Given how costly renovations can be, investors will want to do everything they can to ensure their efforts pay off. Investors who spend thousands on a renovation, only to overlook something which prevents a sale, will be disheartened to say the least. Fortunately, there are a few key areas that can be kept an eye on to minimise the risk.
What can you do to avoid being ripped off?
Some renovators may fall into the trap of only focusing on the aesthetic changes being made. But, the hardware beneath the surface needs to be remembered. When making extensions, people may put drainage points outside a house to the back of their mind, but this is very dangerous. If people try to build over manhole covers (for example, in a bid to move bathrooms around) they could see their bills jump dramatically.
There are also several steps people can take to ensure their property renovation costs are not hijacked by “cowboy builders”. From the outset, investors should remember if it seems too good to be true – it probably is.
Plenty of research should be done before any commitments are made to a project. A builders’ credentials, previous projects and recommendation should all be checked. Also, investors should not be afraid to ask for a Contractor’s Insurance Policy Certificate or trade association details.
Reputable builders should be registered with the likes of TrustMark, the National Federation of Builders, or the Federation of Master Builders. There are also various associations for electricians, plumbers, engineers, and other tradespeople.
How can you make the most of your investment?
Some renovation costs will be unavoidable but through careful manoeuvring, it’s possible to avoid unnecessary fees. For instance, materials can be bought directly from wholesalers, which may cut contractor costs. Paying for as much as possible with cash will also lower how much interest can be added on.
Prioritising specific areas in a project could also prove worthwhile when the time comes to make a return. Buyers of refurbished homes are likely to focus on their structural soundness before examining smaller tweaks.
Where budgets are stretched, renovators can focus most of their effort on just the kitchens and bathrooms. Those typically add the most value to a home. According to Jake Barlow, the founder of Property Store, a “quick lick of paint” may be enough for the remainder of the property.
Investors can also dramatically reduce their spending by focusing on particularly cost-effective regions. CIA Landlord Insurance examined the costs and availability of ten essential tradespeople across the UK. As a result, it narrowed down the most affordable locations for flipping property.
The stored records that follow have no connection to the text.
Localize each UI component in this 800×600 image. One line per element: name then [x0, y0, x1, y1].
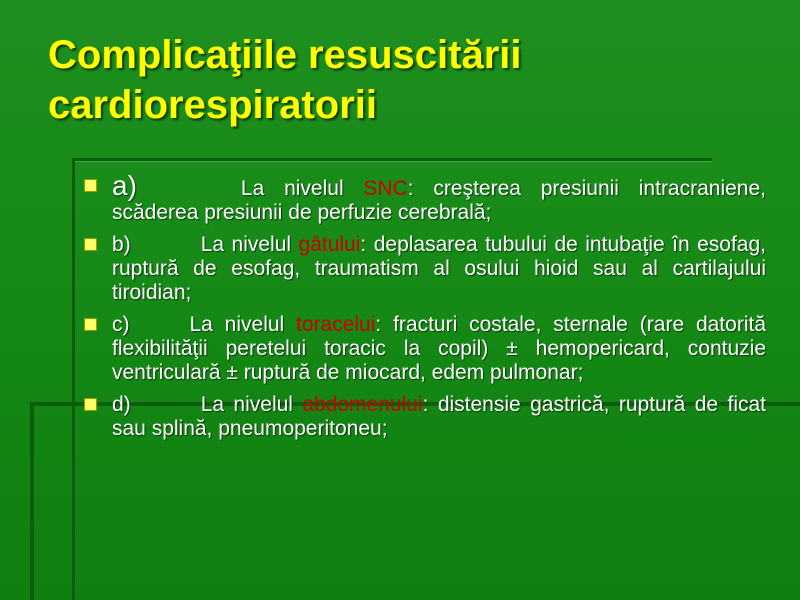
item-highlight: toracelui	[296, 313, 376, 336]
bullet-list	[84, 170, 767, 449]
item-marker: d)	[112, 393, 131, 416]
item-highlight: SNC	[363, 177, 408, 200]
list-item	[84, 313, 766, 385]
list-item	[84, 233, 766, 305]
list-item	[84, 170, 767, 225]
decorative-line-top	[72, 158, 712, 161]
item-text: : fracturi costale, sternale (rare datorită flexibilităţii peretelui toracic la copil) ± hemopericard, contuzie ventriculară ± ruptură de miocard, edem pulmonar;	[112, 313, 766, 384]
item-marker: c)	[112, 313, 130, 336]
item-text: : distensie gastrică, ruptură de ficat sau splină, pneumoperitoneu;	[112, 393, 766, 440]
item-marker: b)	[112, 233, 131, 256]
item-prefix: La nivelul	[200, 393, 303, 416]
square-bullet-icon	[84, 238, 97, 251]
item-highlight: gâtului	[298, 233, 361, 256]
slide-title: Complicaţiile resuscitării cardiorespiratorii	[48, 33, 522, 127]
list-item	[84, 393, 766, 441]
item-highlight: abdomenului	[302, 393, 423, 416]
item-prefix: La nivelul	[200, 233, 299, 256]
item-prefix: La nivelul	[240, 177, 364, 200]
square-bullet-icon	[84, 398, 97, 411]
item-text: : deplasarea tubului de intubaţie în esofag, ruptură de esofag, traumatism al osului hioid sau al cartilajului tiroidian;	[112, 233, 766, 304]
item-marker: a)	[112, 170, 137, 201]
square-bullet-icon	[84, 179, 97, 192]
item-prefix: La nivelul	[189, 313, 297, 336]
square-bullet-icon	[84, 318, 97, 331]
item-text: : creşterea presiunii intracraniene, scăderea presiunii de perfuzie cerebrală;	[112, 177, 767, 224]
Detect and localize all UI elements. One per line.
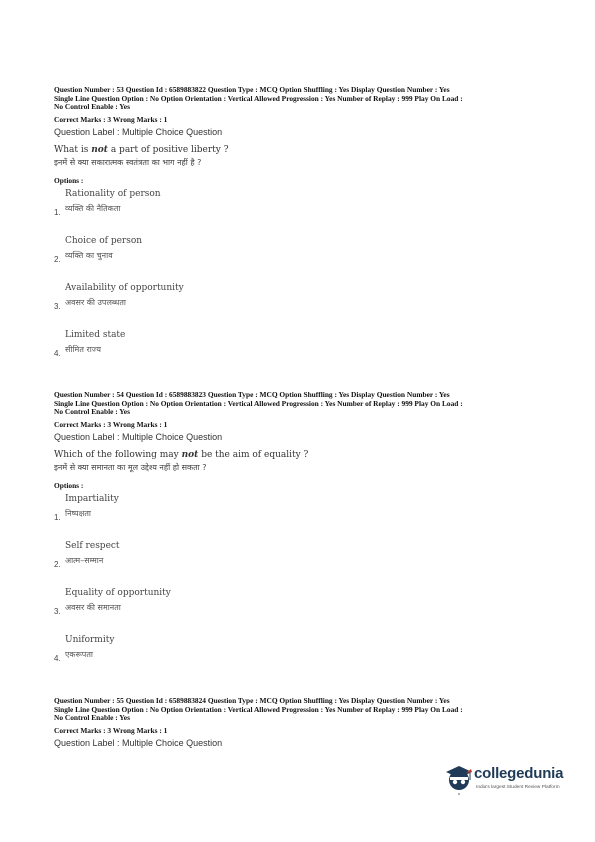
option-3	[54, 279, 554, 326]
option-text: Uniformity	[65, 634, 115, 645]
option-number: 3.	[54, 301, 61, 311]
option-text: Choice of person	[65, 235, 143, 246]
option-text: Availability of opportunity	[65, 282, 184, 293]
option-2	[54, 537, 554, 584]
option-text-hindi: एकरूपता	[65, 649, 93, 659]
option-text: Rationality of person	[65, 188, 161, 199]
meta-line: No Control Enable : Yes	[54, 713, 130, 723]
option-text-hindi: निष्पक्षता	[65, 508, 91, 518]
option-4	[54, 326, 554, 373]
option-number: 4.	[54, 348, 61, 358]
meta-line: Single Line Question Option : No Option Orientation : Vertical Allowed Progression : Yes Number of Replay : 999 Play On Load :	[54, 704, 463, 714]
option-text-hindi: अवसर की समानता	[65, 602, 121, 612]
question-label: Question Label : Multiple Choice Question	[54, 737, 223, 748]
option-text-hindi: आत्म–सम्मान	[65, 555, 104, 565]
option-text-hindi: सीमित राज्य	[65, 344, 101, 354]
option-number: 4.	[54, 653, 61, 663]
option-text: Equality of opportunity	[65, 587, 171, 598]
question-meta	[54, 697, 554, 723]
marks-line: Correct Marks : 3 Wrong Marks : 1	[54, 114, 168, 124]
option-number: 2.	[54, 254, 61, 264]
meta-line: Question Number : 54 Question Id : 6589883823 Question Type : MCQ Option Shuffling : Yes Display Question Number : Yes	[54, 390, 450, 399]
collegedunia-logo	[444, 763, 574, 799]
question-text-hindi: इनमें से क्या समानता का मूल उद्देश्य नहीं हो सकता ?	[54, 462, 207, 472]
question-55	[54, 697, 554, 748]
option-number: 3.	[54, 606, 61, 616]
question-meta	[54, 391, 554, 417]
question-text-part: be the aim of equality ?	[198, 449, 309, 460]
question-text-part: a part of positive liberty ?	[107, 144, 229, 155]
option-number: 1.	[54, 207, 61, 217]
option-text: Limited state	[65, 329, 126, 340]
question-meta	[54, 86, 554, 112]
meta-line: Single Line Question Option : No Option Orientation : Vertical Allowed Progression : Yes Number of Replay : 999 Play On Load :	[54, 398, 463, 408]
option-3	[54, 584, 554, 631]
option-2	[54, 232, 554, 279]
options-heading: Options :	[54, 480, 84, 490]
marks-line: Correct Marks : 3 Wrong Marks : 1	[54, 419, 168, 429]
options-heading: Options :	[54, 175, 84, 185]
meta-line: No Control Enable : Yes	[54, 407, 130, 417]
meta-line: No Control Enable : Yes	[54, 102, 130, 112]
marks-line: Correct Marks : 3 Wrong Marks : 1	[54, 725, 168, 735]
question-label: Question Label : Multiple Choice Question	[54, 126, 223, 137]
question-emphasis: not	[91, 144, 108, 155]
option-text-hindi: व्यक्ति की नैतिकता	[65, 203, 121, 213]
option-number: 2.	[54, 559, 61, 569]
option-text: Self respect	[65, 540, 120, 551]
logo-name: collegedunia	[474, 765, 564, 782]
question-text-hindi: इनमें से क्या सकारात्मक स्वतंत्रता का भाग नहीं है ?	[54, 157, 202, 167]
question-text-part: What is	[54, 144, 92, 155]
question-53	[54, 86, 554, 373]
question-text-part: Which of the following may	[54, 449, 182, 460]
question-label: Question Label : Multiple Choice Question	[54, 431, 223, 442]
question-text	[54, 145, 554, 155]
option-number: 1.	[54, 512, 61, 522]
option-text: Impartiality	[65, 493, 119, 504]
logo-tagline: India's largest Student Review Platform	[476, 785, 560, 790]
meta-line: Single Line Question Option : No Option Orientation : Vertical Allowed Progression : Yes Number of Replay : 999 Play On Load :	[54, 93, 463, 103]
option-4	[54, 631, 554, 678]
option-1	[54, 490, 554, 537]
question-emphasis: not	[181, 449, 199, 460]
meta-line: Question Number : 53 Question Id : 6589883822 Question Type : MCQ Option Shuffling : Yes Display Question Number : Yes	[54, 85, 450, 94]
option-text-hindi: व्यक्ति का चुनाव	[65, 250, 113, 260]
question-54	[54, 391, 554, 678]
option-1	[54, 185, 554, 232]
meta-line: Question Number : 55 Question Id : 6589883824 Question Type : MCQ Option Shuffling : Yes Display Question Number : Yes	[54, 696, 450, 705]
option-text-hindi: अवसर की उपलब्धता	[65, 297, 126, 307]
question-text	[54, 450, 554, 460]
graduation-cap-icon	[444, 763, 474, 795]
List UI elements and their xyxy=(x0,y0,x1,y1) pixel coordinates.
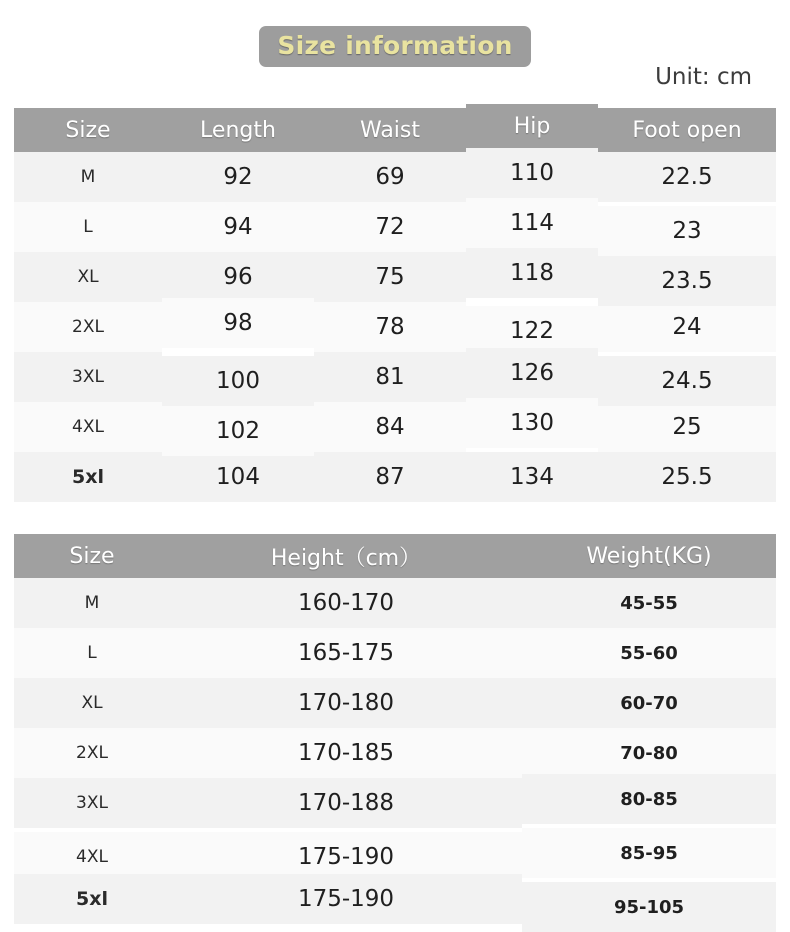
cell-foot-open: 25 xyxy=(598,402,776,452)
cell-length: 94 xyxy=(162,202,314,252)
cell-waist: 75 xyxy=(314,252,466,302)
cell-waist: 72 xyxy=(314,202,466,252)
table-row xyxy=(14,352,776,402)
cell-weight: 45-55 xyxy=(522,578,776,628)
cell-foot-open: 23.5 xyxy=(598,256,776,306)
cell-length: 98 xyxy=(162,298,314,348)
table-row xyxy=(14,578,776,628)
cell-hip: 114 xyxy=(466,198,598,248)
cell-length: 104 xyxy=(162,452,314,502)
cell-size: 5xl xyxy=(14,874,170,924)
cell-waist: 69 xyxy=(314,152,466,202)
table-row xyxy=(14,728,776,778)
column-header-weight: Weight(KG) xyxy=(522,534,776,578)
cell-foot-open: 22.5 xyxy=(598,152,776,202)
size-table-header xyxy=(14,108,776,152)
column-header-height: Height（cm） xyxy=(170,534,522,578)
cell-size: 4XL xyxy=(14,402,162,452)
cell-length: 96 xyxy=(162,252,314,302)
cell-foot-open: 24.5 xyxy=(598,356,776,406)
cell-size: M xyxy=(14,578,170,628)
cell-height: 160-170 xyxy=(170,578,522,628)
table-row xyxy=(14,778,776,828)
cell-weight: 85-95 xyxy=(522,828,776,878)
cell-foot-open: 25.5 xyxy=(598,452,776,502)
column-header-length: Length xyxy=(162,108,314,152)
cell-height: 170-185 xyxy=(170,728,522,778)
table-row xyxy=(14,828,776,878)
cell-size: 3XL xyxy=(14,778,170,828)
cell-length: 92 xyxy=(162,152,314,202)
column-header-size: Size xyxy=(14,108,162,152)
cell-hip: 130 xyxy=(466,398,598,448)
table-header-row xyxy=(14,534,776,578)
cell-hip: 122 xyxy=(466,306,598,356)
cell-waist: 78 xyxy=(314,302,466,352)
cell-size: 2XL xyxy=(14,728,170,778)
column-header-foot-open: Foot open xyxy=(598,108,776,152)
cell-foot-open: 24 xyxy=(598,302,776,352)
cell-size: 3XL xyxy=(14,352,162,402)
cell-size: L xyxy=(14,628,170,678)
height-weight-table xyxy=(14,534,776,928)
table-row xyxy=(14,202,776,252)
cell-height: 175-190 xyxy=(170,874,522,924)
table-row xyxy=(14,678,776,728)
body-table-body xyxy=(14,578,776,928)
cell-height: 175-190 xyxy=(170,832,522,882)
cell-size: XL xyxy=(14,252,162,302)
unit-label: Unit: cm xyxy=(655,64,752,90)
cell-height: 170-180 xyxy=(170,678,522,728)
size-table-body xyxy=(14,152,776,502)
cell-length: 102 xyxy=(162,406,314,456)
cell-waist: 84 xyxy=(314,402,466,452)
cell-weight: 80-85 xyxy=(522,774,776,824)
cell-hip: 134 xyxy=(466,452,598,502)
size-measurements-table xyxy=(14,108,776,502)
cell-hip: 126 xyxy=(466,348,598,398)
cell-size: L xyxy=(14,202,162,252)
cell-waist: 87 xyxy=(314,452,466,502)
cell-size: M xyxy=(14,152,162,202)
body-table-header xyxy=(14,534,776,578)
cell-size: 4XL xyxy=(14,832,170,882)
table-row xyxy=(14,628,776,678)
cell-weight: 60-70 xyxy=(522,678,776,728)
cell-waist: 81 xyxy=(314,352,466,402)
cell-height: 170-188 xyxy=(170,778,522,828)
table-header-row xyxy=(14,108,776,152)
cell-weight: 55-60 xyxy=(522,628,776,678)
table-row xyxy=(14,878,776,928)
title-banner xyxy=(0,26,790,67)
table-row xyxy=(14,452,776,502)
page-title: Size information xyxy=(259,26,530,67)
cell-height: 165-175 xyxy=(170,628,522,678)
table-row xyxy=(14,252,776,302)
cell-hip: 118 xyxy=(466,248,598,298)
cell-size: 2XL xyxy=(14,302,162,352)
cell-hip: 110 xyxy=(466,148,598,198)
table-row xyxy=(14,402,776,452)
cell-size: 5xl xyxy=(14,452,162,502)
column-header-waist: Waist xyxy=(314,108,466,152)
column-header-size: Size xyxy=(14,534,170,578)
table-row xyxy=(14,152,776,202)
cell-weight: 95-105 xyxy=(522,882,776,932)
cell-foot-open: 23 xyxy=(598,206,776,256)
cell-length: 100 xyxy=(162,356,314,406)
table-row xyxy=(14,302,776,352)
cell-weight: 70-80 xyxy=(522,728,776,778)
cell-size: XL xyxy=(14,678,170,728)
column-header-hip: Hip xyxy=(466,104,598,148)
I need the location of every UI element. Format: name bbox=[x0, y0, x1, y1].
Leicester emerged as the cheapest city for property renovation costs, with the combined day rate of the essential tradespeople needed totalling £1,723. This could create opportunity for investors eyeing up the midland’s town; where average house prices have risen over 250% in the past 20 years. Outside of Leicester, properties in Coventry, Wolverhampton, Birmingham, and Cardiff can all be renovated relatively cheaply.
When is the best time to renovate?
Regardless of how – or where – people want to renovate, they’ll want to act sooner rather than later. Several developments are on the horizon which could hinder plans and make them even more expensive. Currently, a Levelling-up and Regeneration Bill is making its way through Parliament. This bill could give locals voting rights on whether certain extensions or conversions can go ahead on their streets.
Additionally, Arcadis recently revised their construction forecasts upwards. Costs are expected to rise by a further 8-10% over the remainder of 2022. Beyond this, they could increase by another 5% in 2023/24.